A corrente favorável ao Acto Colonial defendeu,
em suma, a sua necessidade e oportunidade; sustentou que não levantava questões
de constitucionalidade, embora criticasse algumas normas por nitidamente
regulamentares; discordou da denominação Império Colonial Português por ela
implicar uma ruptura da unidade política da República Portuguesa.
Contrariamente, os oponentes sustentaram a inutilidade do projecto, criticaram
a sua designação e falta de rigor, afirmaram tratar-se de matéria
constitucional da competência do Congresso no exercício de poderes
constituintes, discordaram das denominações Império Colonial Português e colónias,
defendendo a designação províncias ultramarinas.

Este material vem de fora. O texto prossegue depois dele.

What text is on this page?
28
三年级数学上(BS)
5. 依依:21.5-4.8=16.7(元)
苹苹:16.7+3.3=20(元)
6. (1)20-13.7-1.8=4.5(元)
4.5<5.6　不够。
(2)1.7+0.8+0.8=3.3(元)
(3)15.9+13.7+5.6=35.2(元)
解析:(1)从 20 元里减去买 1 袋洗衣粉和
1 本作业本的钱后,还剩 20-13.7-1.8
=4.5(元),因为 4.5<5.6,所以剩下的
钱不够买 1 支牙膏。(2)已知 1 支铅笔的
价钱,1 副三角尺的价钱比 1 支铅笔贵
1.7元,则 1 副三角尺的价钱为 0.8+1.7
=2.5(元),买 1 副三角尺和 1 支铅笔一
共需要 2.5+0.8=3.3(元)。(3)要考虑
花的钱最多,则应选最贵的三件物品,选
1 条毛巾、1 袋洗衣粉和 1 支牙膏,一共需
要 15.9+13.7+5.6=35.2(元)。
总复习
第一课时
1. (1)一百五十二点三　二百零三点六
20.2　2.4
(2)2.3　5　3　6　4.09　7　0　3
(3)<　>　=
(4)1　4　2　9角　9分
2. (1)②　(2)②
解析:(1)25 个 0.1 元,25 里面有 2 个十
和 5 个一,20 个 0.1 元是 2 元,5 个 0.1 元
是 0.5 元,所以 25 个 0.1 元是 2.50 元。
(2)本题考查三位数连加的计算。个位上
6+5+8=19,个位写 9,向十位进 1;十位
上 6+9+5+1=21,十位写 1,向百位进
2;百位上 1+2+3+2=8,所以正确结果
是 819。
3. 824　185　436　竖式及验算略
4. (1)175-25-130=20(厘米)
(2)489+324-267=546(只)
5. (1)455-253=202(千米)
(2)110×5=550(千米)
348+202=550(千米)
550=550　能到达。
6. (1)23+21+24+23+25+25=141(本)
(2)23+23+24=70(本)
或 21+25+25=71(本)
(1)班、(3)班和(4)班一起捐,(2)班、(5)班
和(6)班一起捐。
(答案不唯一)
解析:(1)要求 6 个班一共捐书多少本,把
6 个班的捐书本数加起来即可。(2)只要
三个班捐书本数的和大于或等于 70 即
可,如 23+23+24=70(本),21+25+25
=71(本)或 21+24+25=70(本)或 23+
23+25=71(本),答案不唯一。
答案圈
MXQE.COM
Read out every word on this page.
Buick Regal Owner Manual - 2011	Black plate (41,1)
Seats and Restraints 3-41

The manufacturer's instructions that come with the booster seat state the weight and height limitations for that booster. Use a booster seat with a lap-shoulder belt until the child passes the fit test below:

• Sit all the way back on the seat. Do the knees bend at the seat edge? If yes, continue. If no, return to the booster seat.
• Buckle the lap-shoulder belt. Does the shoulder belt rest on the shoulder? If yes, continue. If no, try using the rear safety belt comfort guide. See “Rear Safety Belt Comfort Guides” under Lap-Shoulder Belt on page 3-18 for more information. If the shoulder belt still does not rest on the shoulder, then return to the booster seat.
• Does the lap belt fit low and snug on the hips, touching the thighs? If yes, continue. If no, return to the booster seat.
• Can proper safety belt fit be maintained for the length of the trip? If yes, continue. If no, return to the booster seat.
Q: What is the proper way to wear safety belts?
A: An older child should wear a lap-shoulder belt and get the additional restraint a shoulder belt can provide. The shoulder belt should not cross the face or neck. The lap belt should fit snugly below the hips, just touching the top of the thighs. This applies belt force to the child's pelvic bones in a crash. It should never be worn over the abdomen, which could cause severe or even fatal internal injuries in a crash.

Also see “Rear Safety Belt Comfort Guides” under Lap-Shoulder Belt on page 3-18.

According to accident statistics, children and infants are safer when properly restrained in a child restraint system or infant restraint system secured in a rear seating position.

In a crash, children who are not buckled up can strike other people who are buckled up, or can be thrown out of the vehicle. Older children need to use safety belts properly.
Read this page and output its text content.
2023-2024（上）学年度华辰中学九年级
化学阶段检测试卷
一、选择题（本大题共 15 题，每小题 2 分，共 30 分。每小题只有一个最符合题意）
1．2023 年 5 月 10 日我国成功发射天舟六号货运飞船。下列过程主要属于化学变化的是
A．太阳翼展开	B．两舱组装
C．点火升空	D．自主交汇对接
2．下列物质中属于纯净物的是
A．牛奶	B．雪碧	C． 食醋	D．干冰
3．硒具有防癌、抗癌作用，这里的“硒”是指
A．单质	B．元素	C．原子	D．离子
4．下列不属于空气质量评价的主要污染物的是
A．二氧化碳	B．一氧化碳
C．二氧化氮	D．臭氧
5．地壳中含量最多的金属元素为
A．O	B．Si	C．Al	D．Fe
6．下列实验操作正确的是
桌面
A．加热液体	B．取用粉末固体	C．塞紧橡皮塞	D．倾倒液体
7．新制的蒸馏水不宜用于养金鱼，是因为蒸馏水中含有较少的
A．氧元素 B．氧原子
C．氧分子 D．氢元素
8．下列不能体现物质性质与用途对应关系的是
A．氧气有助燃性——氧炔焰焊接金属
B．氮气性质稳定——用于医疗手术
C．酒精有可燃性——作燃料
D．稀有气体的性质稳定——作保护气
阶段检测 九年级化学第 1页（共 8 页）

Para a última sessão pública, em 15 de Maio, o
número de oradores inscritos era elevado. Mas, a meio dos debates, o grupo
liderado por Cunha Leal decidiu retirar-se, por não lhe estar a ser concedido o
tempo necessário para uso da palavra[5].
No final da manhã, as várias propostas
baixaram à Comissão de Redacção. À tarde, o Congresso reuniu para aprovar (por
maioria e votação na especialidade) as seguintes quatro conclusões:
1.ª- No presente momento internacional, a doutrina do Acto Colonial é
oportuna pelo pensamento nacionalista que a ditou e deve dominar toda a
política colonial portuguesa.
2.ª- Os Territórios portugueses de Além-Mar deverão de preferência
denominar-se de Províncias Ultramarinas, regressando-se deste modo à nossa
tradição histórica.
3.ª- Dos termos do Acto Colonial deverá resultar iniludivelmente que,
Metrópole e Províncias Ultramarinas, constituem um todo unitário e indivisível.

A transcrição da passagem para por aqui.